A product of the Atlanta suburbs, growing up in the town of Lawrenceville, Peacock did what most youths do: she performed in the church as part of band and choir, as well as in stage musicals in high school. Forbidden to listen to any secular music, it wasn’t until much later that she sought out popular music like the Beatles, Led Zeppelin, Queen, Fleetwood Mac, Johnny Cash, Linda Ronstadt and country icons Dolly and Reba.
In 2001, she left for Belmont University in Nashville to study commercial music. Her mid-20s evolution directly stemmed from flipping through catalogs of Top 40 country and pop-rock, while still drawing upon a heavily contemporary Christian music songwriting foundation. Her discoveries in rock ‘n' roll music soon fused with her own burgeoning craft, and she later spent a few years teaching at a music school for kids in Atlanta -- helping to build a curriculum that spanned ‘60s and ‘80s music to the present.
Meanwhile, as her musical endeavors expanded, she underwent a vital personal transformation.

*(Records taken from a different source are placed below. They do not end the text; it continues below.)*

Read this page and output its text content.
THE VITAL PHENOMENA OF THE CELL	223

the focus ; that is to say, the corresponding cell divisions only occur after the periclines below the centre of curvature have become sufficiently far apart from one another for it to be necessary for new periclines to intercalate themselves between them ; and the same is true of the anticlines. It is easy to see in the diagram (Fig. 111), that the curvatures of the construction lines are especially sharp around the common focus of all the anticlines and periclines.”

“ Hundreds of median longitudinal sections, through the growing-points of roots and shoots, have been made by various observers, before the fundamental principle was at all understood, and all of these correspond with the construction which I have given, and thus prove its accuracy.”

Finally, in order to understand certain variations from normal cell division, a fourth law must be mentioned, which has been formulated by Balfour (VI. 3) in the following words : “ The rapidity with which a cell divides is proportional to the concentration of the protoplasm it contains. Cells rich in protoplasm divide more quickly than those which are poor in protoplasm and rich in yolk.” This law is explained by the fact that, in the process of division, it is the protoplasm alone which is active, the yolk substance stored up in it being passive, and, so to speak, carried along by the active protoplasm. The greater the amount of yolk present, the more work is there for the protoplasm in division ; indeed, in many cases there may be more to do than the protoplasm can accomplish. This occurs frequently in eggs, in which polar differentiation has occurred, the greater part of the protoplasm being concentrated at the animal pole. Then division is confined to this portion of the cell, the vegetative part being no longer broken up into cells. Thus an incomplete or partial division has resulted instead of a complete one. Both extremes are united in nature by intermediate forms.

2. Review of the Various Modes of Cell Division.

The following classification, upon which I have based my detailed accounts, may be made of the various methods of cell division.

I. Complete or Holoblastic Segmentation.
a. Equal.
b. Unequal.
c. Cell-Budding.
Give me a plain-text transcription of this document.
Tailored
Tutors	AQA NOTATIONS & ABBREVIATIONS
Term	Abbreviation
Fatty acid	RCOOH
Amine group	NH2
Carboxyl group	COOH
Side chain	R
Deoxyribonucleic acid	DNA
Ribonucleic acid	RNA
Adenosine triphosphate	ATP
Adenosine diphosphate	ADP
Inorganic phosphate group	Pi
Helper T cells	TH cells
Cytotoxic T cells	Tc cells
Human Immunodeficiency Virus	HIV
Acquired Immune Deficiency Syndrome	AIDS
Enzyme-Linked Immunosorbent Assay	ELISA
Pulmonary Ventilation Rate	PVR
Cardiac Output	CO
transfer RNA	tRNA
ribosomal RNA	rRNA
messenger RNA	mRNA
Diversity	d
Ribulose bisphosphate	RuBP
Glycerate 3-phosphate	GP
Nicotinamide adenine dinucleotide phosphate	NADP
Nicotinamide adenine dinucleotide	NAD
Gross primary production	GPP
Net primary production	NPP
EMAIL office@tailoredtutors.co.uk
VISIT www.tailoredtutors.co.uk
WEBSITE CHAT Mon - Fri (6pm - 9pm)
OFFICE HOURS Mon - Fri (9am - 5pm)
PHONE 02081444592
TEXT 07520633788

“A huge factor for me in coming to grips with my faith and sexuality was that I discovered the progressive Christian community during this time,” she recalls. “I learned that what I was told to believe about the Bible and the LGBT community isn’t exactly what the Bible really says when you read it with the full scope of the original text and a full understanding of the social and religious culture of the time. I was told that you couldn’t be gay and a Christian. Discovering that God really did make me who I am on purpose and learning that He didn’t want me to change gave me the freedom to be who I was more comfortably.”
An active touring musician since 2005, she met a smorgasbord of people who showed her the full breadth of what love and compassion meant.

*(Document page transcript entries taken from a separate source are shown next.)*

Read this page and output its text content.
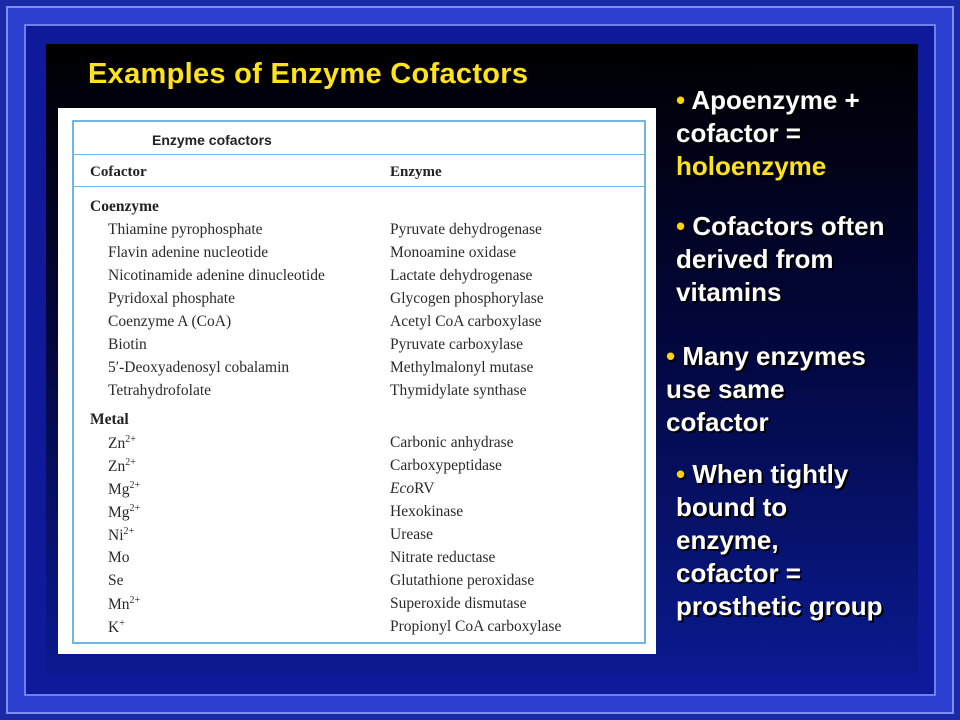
Examples of Enzyme Cofactors
Enzyme cofactors
Cofactor	Enzyme
Coenzyme
Thiamine pyrophosphate	Pyruvate dehydrogenase
Flavin adenine nucleotide	Monoamine oxidase
Nicotinamide adenine dinucleotide	Lactate dehydrogenase
Pyridoxal phosphate	Glycogen phosphorylase
Coenzyme A (CoA)	Acetyl CoA carboxylase
Biotin	Pyruvate carboxylase
5′-Deoxyadenosyl cobalamin	Methylmalonyl mutase
Tetrahydrofolate	Thymidylate synthase
Metal
$Zn^{2+}$	Carbonic anhydrase
$Zn^{2+}$	Carboxypeptidase
$Mg^{2+}$	EcoRV
$Mg^{2+}$	Hexokinase
$Ni^{2+}$	Urease
Mo	Nitrate reductase
Se	Glutathione peroxidase
$Mn^{2+}$	Superoxide dismutase
K+	Propionyl CoA carboxylase
• Apoenzyme +
cofactor =
holoenzyme
• Cofactors often
derived from
vitamins
• Many enzymes
use same
cofactor
• When tightly
bound to
enzyme,
cofactor =
prosthetic group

“I was finding these people opening their homes to me and preparing meals for me and just loving me,” she remembers. “They were good, solid, generous, kind people, and that really opened up my viewpoint, not to mention in a parallel way, I was discovering how to reconcile my faith and sexuality.” It took Peacock a good seven or eight years “to come to terms with and live comfortably in my own skin and find my voice and sense of belonging, as a woman in the business,” she says.
Causing even more emotional friction for her was an ongoing mental health battle. “I was feeling like who I was was so innately wrong that I simply didn’t want to exist anymore,” she says. “Having to come to terms with it all, there was no alternative for me. I wouldn’t be here today if I didn’t invest in personal growth and in a spiritually-heightened awareness.”
At the time of the bus fire in 2016, everything came to a head. It was a turning point not only for her personal development but for her music as well. Burn the Witch is Peacock at her most vulnerable, and yet there rises a great strength within her songwriting. She’s unafraid to confront social issues of being a queer woman in 2019, bullying, and displaying unconditional compassion. “Hold Me in Your Heart” is an astonishing acoustic-rooted moment and quite a wallop of a performance to bookend what will undoubtedly be one of 2020's most important releases.
These 11 songs seek to uproot what we think we know about the world. Peacock works her magic across every single moment, each syllable diligently carrying its weight and heart. The music is expertly packaged and delivered with a sense of urgency while never feeling heavy-handed or exploitative. Her eighth album, Burn the Witch, is about truth and understanding of humanity, and Peacock will not back down until the whole world is listening.